La composizione de L'ultima cena di Leonardo vede in primo piano una tavola imbandita
posta trasversalmente, vista di scorcio e dietro a essa siede, al centro, Gesù circondato dai
dodici apostoli.
Gli elementi compositivi conferiscono alla composizione una impressione di solennità, e
nello stesso tempo di pacata agitazione causata dalla rivelazione di Cristo che annuncia il
tradimento.
La fonte di luce della scena de Ultima cena di Leonardo è naturale e proviene dalle le tre
aperture sul fondo della sala.
Questa leggera illuminazione determina la disposizione delle luci e delle ombre,
morbidamente in contrasto tra loro.
Questi contrasti, seppur quieti, danno vita ad un avanzare di piani che termina con la
staticità della tavola. La linea percorre la superficie pittorica con una sottile vibrazione, anzi,
essa è quasi impercettibile perché Leonardo nelle sue pitture predilige lo sfumato.
In primo piano nell'opera L'ultima cena di Leonardo da Vinci c’è la tavola, al centro della
quale domina la figura del Cristo, simmetrica, quasi piramidale, mentre gli apostoli sono
suddivisi in quattro gruppi da tre.
Da sinistra la prima triade (a sinistra di Gesù) è composta da Bartolomeo, Giacomo minore e
Andrea, la seconda da Pietro, Giovanni e Giuda Iscariota, la terza (a destra di Gesù) è
formata da Giacomo maggiore, Filippo e Tommaso e la quarta da Matteo, Giuda Taddeo e
Simone.
Leonardo raffigura gli apostoli con una precisione anatomica e mimica formidabile, dovuta
soprattutto alla sua passione per l’anatomia, come rivelano i suoi numerosi studi.

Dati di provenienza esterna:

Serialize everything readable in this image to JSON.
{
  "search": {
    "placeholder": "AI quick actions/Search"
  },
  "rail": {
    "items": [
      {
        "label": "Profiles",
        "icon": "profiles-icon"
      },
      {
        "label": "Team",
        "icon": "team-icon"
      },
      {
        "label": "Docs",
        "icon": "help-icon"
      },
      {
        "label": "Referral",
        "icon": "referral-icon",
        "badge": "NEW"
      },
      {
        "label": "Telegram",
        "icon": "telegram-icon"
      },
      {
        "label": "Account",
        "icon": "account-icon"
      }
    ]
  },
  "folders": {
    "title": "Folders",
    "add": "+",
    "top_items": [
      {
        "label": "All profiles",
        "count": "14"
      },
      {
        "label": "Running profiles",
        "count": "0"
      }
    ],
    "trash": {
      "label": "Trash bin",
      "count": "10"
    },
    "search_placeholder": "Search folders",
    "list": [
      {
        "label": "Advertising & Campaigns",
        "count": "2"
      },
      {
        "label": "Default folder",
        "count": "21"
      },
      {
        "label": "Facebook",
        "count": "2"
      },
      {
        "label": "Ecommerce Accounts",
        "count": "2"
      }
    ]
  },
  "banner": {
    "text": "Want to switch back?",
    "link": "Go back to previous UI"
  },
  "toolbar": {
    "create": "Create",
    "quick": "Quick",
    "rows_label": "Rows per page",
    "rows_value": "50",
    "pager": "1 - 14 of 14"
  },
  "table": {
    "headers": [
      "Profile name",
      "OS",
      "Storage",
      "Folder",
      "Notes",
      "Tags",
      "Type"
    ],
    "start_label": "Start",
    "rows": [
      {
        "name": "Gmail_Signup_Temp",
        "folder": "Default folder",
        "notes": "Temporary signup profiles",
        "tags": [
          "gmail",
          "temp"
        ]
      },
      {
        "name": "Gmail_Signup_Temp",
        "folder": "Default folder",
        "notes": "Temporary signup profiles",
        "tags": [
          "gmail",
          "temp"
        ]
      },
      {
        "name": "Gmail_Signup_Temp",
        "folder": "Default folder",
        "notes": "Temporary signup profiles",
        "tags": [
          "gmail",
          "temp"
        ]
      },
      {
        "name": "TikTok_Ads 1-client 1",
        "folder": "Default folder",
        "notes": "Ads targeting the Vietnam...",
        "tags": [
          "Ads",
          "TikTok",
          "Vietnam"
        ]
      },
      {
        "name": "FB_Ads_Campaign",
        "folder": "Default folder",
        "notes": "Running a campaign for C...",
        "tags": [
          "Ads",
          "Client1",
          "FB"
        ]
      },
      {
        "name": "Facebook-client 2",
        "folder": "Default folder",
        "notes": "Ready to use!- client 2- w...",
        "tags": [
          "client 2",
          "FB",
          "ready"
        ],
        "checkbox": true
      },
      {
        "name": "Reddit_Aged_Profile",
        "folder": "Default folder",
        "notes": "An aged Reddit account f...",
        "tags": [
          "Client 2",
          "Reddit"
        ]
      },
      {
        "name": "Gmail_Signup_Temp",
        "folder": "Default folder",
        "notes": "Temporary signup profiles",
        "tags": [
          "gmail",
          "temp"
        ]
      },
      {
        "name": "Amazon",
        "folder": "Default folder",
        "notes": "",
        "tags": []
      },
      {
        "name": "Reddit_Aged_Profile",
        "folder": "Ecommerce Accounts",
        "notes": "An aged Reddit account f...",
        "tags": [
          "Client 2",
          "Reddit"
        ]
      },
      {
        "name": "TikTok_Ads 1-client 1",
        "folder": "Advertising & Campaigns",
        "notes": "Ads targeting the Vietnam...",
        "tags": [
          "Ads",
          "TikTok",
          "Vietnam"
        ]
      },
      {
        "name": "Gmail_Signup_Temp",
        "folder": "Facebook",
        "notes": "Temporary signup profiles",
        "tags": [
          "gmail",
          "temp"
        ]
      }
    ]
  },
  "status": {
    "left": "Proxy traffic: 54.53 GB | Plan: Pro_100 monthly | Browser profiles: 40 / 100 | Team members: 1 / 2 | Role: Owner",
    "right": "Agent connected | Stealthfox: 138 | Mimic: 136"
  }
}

Attraverso
i moti espressivi e corporei egli rappresenta il loro turbamento, il loro stupore, il loro
sconvolgimento mantenendo però la concatenazione ritmica radunandoli a tre a tre.
L’elemento nuovo nella lettura dell’evento da parte di Leonardo sta fondamentalmente
nell’analisi psicologica che egli fa dei personaggi.
Attraverso l’anatomia curata, la perfezione ricercata nel delineamento dei moti, nelle
espressioni, nei gesti egli ci comunica qualcosa che va oltre l’evento in quanto tale.
Ci mostra l’atteggiamento, il sentimento di ognuno come se volesse richiamare lo spettatore
ad una presa di posizione personale davanti al fatto rivelato da Cristo.
LA GIOCONDA
Leonardo lo iniziò tra il 1503 e il 1506 a Firenze, ma, affezionandosene, non lo consegnò mai
al committente e se lo portò con se fino in Francia.
Inedito è l'inquadramento a mezzo busto che comprende le mani, ma soprattutto
l'inserimento della donna in un paesaggio, che non è un puro sfondo ma è parte viva e
integrante dell'opera.
Tutto in questo dipinto è in movimento: il paesaggio, che immobile e avvolto nelle nebbie
sullo sfondo si fa vivo in primo piano, con il fiume e un ponte, e la dama, apparentemente
immobile e quieta ma il cui corpo è percorso da una morbida torsione che partecipa alla vita
della natura.
Il celebre sorriso che c'è e non c'è e l'espressione che varia a seconda dei punti di
osservazione incarnano l'essenza stessa dell'attimo in divenire, dei sentimenti umani che
mutano in continuazione e che non è possibile fissare.
Leonardo esprime in questa opera è l'inafferrabilità della natura e dell'animo umano,
tecnicamente ciò è ottenuto con il celebre sfumato, ottenuto attraverso numerose sottili
velature di colore, la manipolazione dei contorni con le dita, l'utilizzo di una luce dorata e la
resa di un'aria spessa e umida che ovatta le forme.
L'incompiutezza dell'opera e il fatto che Leonardo abbia continuato a ritoccarla,
trasformando un ritratto in un'immagine ideale, costituiscono il suo fascino e la rendono il
manifesto stesso non solo del modo di dipingere di Leonardo, ma anche della sua visione
della realtà e della natura come essere in continuo divenire.